The overall size of the budget outlay for 2007-08 is projected at Rs1.6 trillion which is 21.7 percent higher than the last year's Rs1.315 trillion budget. The current expenditure of Rs1056.0 billion shows an increase of 20.0 percent and federal development expenditure at Rs335.0 billion a increase of 24.1 percent over the budget of the year 2006-07.

With Rs150 billion provincial development budget, Rs35 billion for earthquake rehabilitation and over Rs23.3 billion for other expenditures, the total size of the budget comes to Rs1.9 trillion..

Tax revenue is estimated at Rs1025.0 billion, which is 21.8 percent higher than the original budget estimates of Rs840 billion and 22.1 percent higher than revised estimated collection of Rs839.6 during the year 2006-07.

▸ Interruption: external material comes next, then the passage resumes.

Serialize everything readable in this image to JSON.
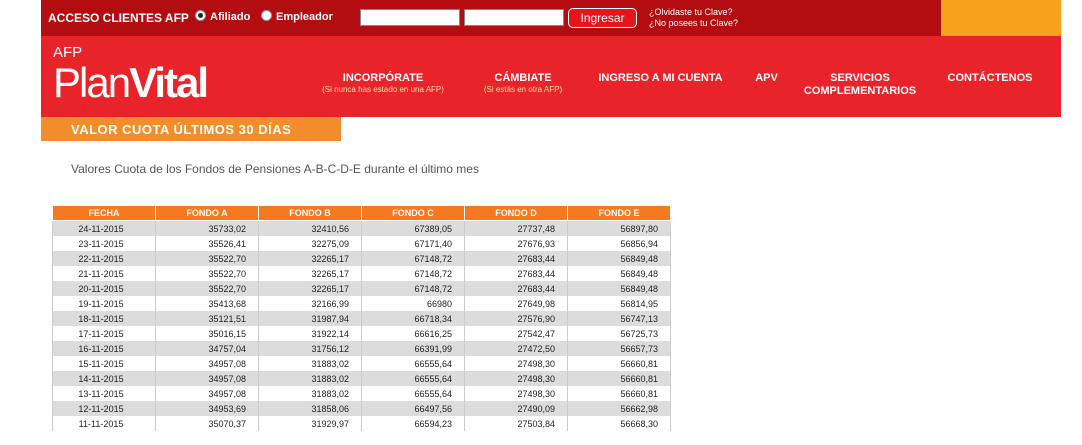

The share of current expenditure in total budgetary outlay for 2007-08 is 66 percent as against 67 percent for the budget 2006-07 and 72.3 percent of revised estimates for 2006-07. Debt servicing (Rs437.4 billion) and Defense (Rs275 billion) together account for 67.5 percent of
current expenditure.

The budget for fiscal year 2007-08 envisages a allocation of Rs520 billion for Public Sector Development Program (PSDP) which is 19.5 percent higher than that of 2006-07. The federal development budget of Rs335 billion is 24.0 percent higher than original budget of Rs270 billion for the year 2006-07. The Provincial PSDP ofRs150 billion is 30 percent higher than Rs115 billion of 2006-07. In addition, there will be expenditure of Rs35 billion on rehabilitation and reconstruction of earthquake hit areas.

Federal PSDP allocation includes 53.4 percent expenditure on infrastructure and 46.60 percent on social sectors which together will build up social and physical infrastructure and ultimately bring about poverty reduction.